I think that you are asking, why use OUs with GPOs when I can use security groups? I can think of a few reasons:
1) Clarity. If you create a logical OU structure (e.g. create "computer" and "user" base OUs, create "server" and "PC" child OUs under "computer", create "administrators" and "accounting" OUs under PC, etc.) and link GPOs to their appropriate OU without changing the security filter, you will be able to understand at a glance what GPOs are affecting what user or computer groups. If you use security group filtering only, you'll need to examine each GPO's security filter or use some other time-consuming method to see what is going on. If you only have a few GPOs and you are the only person managing the GPOs it may not really matter, but as the number of GPOs and the number of people managing GPOs increases the security group filtering only method becomes very confusing very quickly.

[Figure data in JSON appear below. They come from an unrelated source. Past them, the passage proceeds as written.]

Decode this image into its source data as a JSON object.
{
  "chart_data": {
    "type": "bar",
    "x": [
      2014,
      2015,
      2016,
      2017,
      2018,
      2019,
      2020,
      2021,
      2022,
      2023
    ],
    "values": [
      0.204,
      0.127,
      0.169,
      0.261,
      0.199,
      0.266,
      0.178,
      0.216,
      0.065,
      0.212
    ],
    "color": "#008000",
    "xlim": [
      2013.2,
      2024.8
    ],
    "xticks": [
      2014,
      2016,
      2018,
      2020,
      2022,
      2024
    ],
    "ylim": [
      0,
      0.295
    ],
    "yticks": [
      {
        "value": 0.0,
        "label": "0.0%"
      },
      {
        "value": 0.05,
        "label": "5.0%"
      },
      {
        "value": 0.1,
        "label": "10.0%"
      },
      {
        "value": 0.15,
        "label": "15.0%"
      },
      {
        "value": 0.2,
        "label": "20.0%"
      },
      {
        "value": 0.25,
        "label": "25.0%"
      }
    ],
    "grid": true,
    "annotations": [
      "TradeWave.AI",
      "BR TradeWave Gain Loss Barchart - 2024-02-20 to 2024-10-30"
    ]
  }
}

2) Efficiency and manageability. GPOs linked to higher level OUs apply to all subordinate OUs. Through a well designed OU structure, you can effectively apply group policies with pinpoint precision and minimal redundancy. For example, more generic computer policies that apply to both computers and servers should be linked to the computer OU (e.g. generic IE/Edge settings, generic security certificate deployment, powershell environment settings, etc.), policies to apply specifically to PCs (e.g. client only Windows firewall rules, MS Office related rules, client software deployment rules) should be linked to the PC OU, and custom rules should be linked at lower level OUs (e.g. specific file share mapping, special permissions, etc.). If all your GPOs are linked to the same OU, you'll need to remember every time to change the GPO priority order so that more important/specific policies take precedence over more generic policies (this is extremely easy to forget). I think you find that troubleshooting "GPOs not applying" problems becomes much easier if you have a logical OU structure with minimized security group filtering. (NOTE: some group policies, like the group policy loopback policy, can behave in unexpected ways if you use security group filtering).
3) Speed. GPOs that use security group filtering take slightly longer to process. GPOs that use WMI filtering take much longer. It may not matter with only a few GPOs, but when your GPOs start numbering in the hundreds you'll need to think about optimization. If you want to minimize GPO processing times OU-based GPO assignment is the way to go.